After getting certificate of Dormant Company, a company has to file the following forms with ROC:

  • A dormant company shall file a declaration annually in Form No. MSC-3 within thirty days from the end of each financial year.
  • Company shall continue to file the return or returns of allotment and change in directors in the manner and within the time specified in the Act, whenever the company allots any security to any person or there is any change in the directors of the company.
  • If company wants to get Active status, it has to file e-form MSC-4 with ROC
  • If company conducts any “Significant transaction” during the dormant period, the directors shall within 7 days from such event, file an application with ROC in e-form MSC-4, for obtaining the status of an active company
  • The company may carry following business transaction in the period of Dormancy:
    • Payment of fees by a company to the Registrar;
    • Payments made by it to fulfill the requirements of this Act or any other Law;
    • Allotment of shares to fulfill the requirements of this Act; and
    • Payments for maintenance of its office and records.

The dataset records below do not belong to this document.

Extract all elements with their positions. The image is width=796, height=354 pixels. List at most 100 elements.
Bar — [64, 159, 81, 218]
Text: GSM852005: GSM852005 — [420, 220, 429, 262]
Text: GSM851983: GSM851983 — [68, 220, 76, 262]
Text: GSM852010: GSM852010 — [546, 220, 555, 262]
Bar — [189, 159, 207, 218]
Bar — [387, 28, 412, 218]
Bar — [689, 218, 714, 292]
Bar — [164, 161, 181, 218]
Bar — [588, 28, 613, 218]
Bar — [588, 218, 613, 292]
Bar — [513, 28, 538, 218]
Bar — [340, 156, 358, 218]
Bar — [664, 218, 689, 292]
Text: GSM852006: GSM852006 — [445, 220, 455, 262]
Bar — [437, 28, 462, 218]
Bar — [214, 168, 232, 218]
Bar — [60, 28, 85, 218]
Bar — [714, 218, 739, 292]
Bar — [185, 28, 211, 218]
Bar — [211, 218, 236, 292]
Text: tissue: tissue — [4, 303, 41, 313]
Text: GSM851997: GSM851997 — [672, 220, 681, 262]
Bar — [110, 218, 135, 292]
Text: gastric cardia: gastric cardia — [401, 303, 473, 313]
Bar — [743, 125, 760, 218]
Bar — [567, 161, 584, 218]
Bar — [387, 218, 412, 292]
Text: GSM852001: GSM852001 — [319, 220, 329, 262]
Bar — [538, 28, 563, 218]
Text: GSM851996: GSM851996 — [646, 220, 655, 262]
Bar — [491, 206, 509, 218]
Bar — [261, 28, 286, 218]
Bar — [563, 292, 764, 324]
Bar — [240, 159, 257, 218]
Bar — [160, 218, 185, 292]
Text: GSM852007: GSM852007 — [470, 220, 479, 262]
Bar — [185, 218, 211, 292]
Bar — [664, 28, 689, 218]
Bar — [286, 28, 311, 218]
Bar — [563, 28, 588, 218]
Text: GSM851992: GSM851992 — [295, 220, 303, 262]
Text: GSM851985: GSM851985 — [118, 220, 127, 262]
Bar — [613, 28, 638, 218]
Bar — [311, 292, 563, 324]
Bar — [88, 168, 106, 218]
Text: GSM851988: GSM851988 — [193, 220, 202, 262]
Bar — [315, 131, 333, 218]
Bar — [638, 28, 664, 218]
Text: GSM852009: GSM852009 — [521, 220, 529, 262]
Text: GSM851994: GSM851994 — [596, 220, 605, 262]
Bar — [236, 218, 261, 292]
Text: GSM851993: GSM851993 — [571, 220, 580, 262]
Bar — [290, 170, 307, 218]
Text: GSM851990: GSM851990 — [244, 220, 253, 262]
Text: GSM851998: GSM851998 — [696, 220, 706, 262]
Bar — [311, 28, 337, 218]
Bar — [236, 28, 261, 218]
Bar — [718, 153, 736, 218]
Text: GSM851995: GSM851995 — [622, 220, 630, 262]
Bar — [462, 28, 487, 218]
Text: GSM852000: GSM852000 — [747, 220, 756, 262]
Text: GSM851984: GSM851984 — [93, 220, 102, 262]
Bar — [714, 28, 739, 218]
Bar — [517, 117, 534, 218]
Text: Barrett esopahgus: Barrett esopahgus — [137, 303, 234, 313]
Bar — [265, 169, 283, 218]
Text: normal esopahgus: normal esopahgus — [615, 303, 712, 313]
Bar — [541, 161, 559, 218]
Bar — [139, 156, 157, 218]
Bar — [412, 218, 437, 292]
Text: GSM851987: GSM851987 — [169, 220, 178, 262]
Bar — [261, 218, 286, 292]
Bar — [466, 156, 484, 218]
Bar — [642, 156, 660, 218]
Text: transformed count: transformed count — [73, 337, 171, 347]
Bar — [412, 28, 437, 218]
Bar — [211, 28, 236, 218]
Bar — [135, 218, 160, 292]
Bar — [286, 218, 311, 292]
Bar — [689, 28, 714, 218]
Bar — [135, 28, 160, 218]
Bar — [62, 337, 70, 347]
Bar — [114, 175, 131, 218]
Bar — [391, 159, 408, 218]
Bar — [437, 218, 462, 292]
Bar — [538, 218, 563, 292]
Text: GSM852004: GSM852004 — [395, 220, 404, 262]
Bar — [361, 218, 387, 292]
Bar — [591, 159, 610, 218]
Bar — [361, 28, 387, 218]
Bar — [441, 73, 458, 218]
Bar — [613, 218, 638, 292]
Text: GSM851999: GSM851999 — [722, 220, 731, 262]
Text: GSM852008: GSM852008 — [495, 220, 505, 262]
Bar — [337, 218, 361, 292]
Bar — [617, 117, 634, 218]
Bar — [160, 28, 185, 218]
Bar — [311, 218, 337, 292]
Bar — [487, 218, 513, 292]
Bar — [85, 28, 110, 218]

‘Dormant Companies’ are also exempted from the following:

  • To include cash flow statements in their financial statements.
  • From holding board meeting in each quarter. Dormant companies are required to hold board meeting in each half of the calender year with a gap of atleast 90 days. Therefore, dormant companies are required to hold only two board meetings mandatorily during the year.
  • The provisions of the Act in relation to the rotation of auditors shall not apply to dormant companies.

Compliances by a dormant company:

  • Minimum number of directors for dormant company: A dormant company shall have a minimum number of three directors in case of a public company, two directors in case of a private company and one director in case of a One Person Company.
  • Return of dormant companies: A dormant company shall file a “Return of Dormant Company” annually, indicating financial position duly audited by a chartered accountant in practice in Form MSC-3 along with such annual fee as provided in the Companies (Registration Offices and Fees) Rules, 2014 within a period of thirty days from the end of each financial year.
  • Provided that the company shall continue to file the return or returns of allotment and change in directors in the manner and within the time specified in the Act, whenever the company allots any security to any person or there is any change in the directors of the company.

Notes:

  • The Registrar on its own motion can also change the status of a company to dormant if it has not filed financial statements or annual returns for two financial years consecutively. The Registrar will do so only after giving the Company a reasonable opportunity of being heard.
  • Proviso to Rule 8 of the Companies (Miscellaneous) Rules, 2014 says that a dormant company cannot remain as a dormant company for more than 5 consecutive financial years. If it remains so, then the Registrar shall commence the process of striking off the name of the company from the Records, i.e. the company will be removed. So maximum tenure for a dormant company is 5 consecutive financial years.